YESvember 04 - Today I'm Hoping For a Negative
It's MRI Day.
After Bennett's surgery in 2009, he had to have these things 3-4 times a year, then three, and now 2. Each time, the results have shown no regrowth of his Stage II Oligoastrocytoma, that wacky Brain Tumor that he had jacked out of his head on August 27th that started this whole train ride in the first place.
So while YESvember is supposed to be about a reversal for me, a celebration of Positivity, in this case I want the opposite. I want NO regrowth, I want NO tumor. I want a Negative MRI, because in medical terms a Negative MRI is a POSITIVE thing.

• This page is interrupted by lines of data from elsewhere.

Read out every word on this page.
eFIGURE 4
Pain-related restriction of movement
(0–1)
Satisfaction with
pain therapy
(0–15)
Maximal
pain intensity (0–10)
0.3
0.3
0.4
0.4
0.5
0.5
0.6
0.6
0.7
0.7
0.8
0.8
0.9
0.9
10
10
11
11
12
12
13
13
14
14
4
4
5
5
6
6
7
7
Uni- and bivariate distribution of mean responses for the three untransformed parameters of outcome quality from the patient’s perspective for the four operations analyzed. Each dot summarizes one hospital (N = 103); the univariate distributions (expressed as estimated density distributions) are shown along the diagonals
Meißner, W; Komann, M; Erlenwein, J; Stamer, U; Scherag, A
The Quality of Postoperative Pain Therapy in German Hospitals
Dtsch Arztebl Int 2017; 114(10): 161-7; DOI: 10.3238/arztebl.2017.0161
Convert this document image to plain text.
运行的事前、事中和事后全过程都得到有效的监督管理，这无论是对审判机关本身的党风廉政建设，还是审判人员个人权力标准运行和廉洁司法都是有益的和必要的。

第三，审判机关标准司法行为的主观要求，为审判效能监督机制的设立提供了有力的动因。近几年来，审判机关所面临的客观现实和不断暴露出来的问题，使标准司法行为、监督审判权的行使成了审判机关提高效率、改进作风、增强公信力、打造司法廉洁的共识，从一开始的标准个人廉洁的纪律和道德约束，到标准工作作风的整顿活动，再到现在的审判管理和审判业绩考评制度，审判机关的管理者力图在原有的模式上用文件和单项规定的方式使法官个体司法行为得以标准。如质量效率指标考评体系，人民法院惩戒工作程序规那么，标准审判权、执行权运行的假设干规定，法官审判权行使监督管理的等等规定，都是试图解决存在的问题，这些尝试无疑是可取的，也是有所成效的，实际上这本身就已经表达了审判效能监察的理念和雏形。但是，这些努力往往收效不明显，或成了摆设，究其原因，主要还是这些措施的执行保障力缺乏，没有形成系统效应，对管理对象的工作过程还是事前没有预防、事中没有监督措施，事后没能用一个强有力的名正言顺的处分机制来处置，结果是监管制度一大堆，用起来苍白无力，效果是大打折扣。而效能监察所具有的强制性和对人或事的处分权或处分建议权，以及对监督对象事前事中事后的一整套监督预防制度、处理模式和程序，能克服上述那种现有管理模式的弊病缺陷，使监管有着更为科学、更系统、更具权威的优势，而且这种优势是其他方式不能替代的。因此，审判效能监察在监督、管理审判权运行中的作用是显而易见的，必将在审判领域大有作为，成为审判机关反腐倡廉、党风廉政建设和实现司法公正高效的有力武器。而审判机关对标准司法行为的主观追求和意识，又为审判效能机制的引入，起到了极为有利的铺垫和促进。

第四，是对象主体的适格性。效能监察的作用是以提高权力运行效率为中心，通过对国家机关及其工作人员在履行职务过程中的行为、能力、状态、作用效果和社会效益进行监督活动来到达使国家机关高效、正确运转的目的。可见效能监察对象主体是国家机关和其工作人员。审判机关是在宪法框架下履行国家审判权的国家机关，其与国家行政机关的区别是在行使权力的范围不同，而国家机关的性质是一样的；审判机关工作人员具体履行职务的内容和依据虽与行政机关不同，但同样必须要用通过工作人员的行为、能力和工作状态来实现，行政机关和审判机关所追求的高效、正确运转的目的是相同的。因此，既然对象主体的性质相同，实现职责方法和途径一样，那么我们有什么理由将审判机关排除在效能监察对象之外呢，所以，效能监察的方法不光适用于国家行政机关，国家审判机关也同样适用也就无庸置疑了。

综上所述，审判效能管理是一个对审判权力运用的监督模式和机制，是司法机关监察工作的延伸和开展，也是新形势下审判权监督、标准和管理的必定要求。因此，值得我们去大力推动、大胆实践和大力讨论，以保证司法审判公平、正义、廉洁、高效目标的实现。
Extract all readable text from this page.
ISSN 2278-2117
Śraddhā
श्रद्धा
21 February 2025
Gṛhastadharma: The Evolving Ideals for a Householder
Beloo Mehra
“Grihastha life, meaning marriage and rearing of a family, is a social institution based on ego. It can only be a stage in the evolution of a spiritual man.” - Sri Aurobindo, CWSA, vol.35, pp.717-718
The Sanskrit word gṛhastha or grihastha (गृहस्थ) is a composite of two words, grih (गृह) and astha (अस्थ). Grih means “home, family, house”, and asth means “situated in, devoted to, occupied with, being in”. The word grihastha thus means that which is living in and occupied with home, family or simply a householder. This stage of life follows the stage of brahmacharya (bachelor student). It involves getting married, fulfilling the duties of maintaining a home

The scan is probably over by now as I type this. Started around noonish at the Cleveland Clinic. Jen went up with both boys on her own and spent some time at her sister's place over the weekend. I imagine Bennett is in recovery, shaking off the grogs from the full anesthesia he has to be on when he goes into The Machine. He just is not able to sit still for an MRI, he doesn't have the ability to be told what it is, what it is all about.
Hell, they scare the shit out of ME and I am 45. Can't imagine what they would do to a little soon-to-be-5-year-old who we can't fully communicate with.
Hopefully will know very soon on the results. In the meantime, I do what I always so on MRI Day. I wait.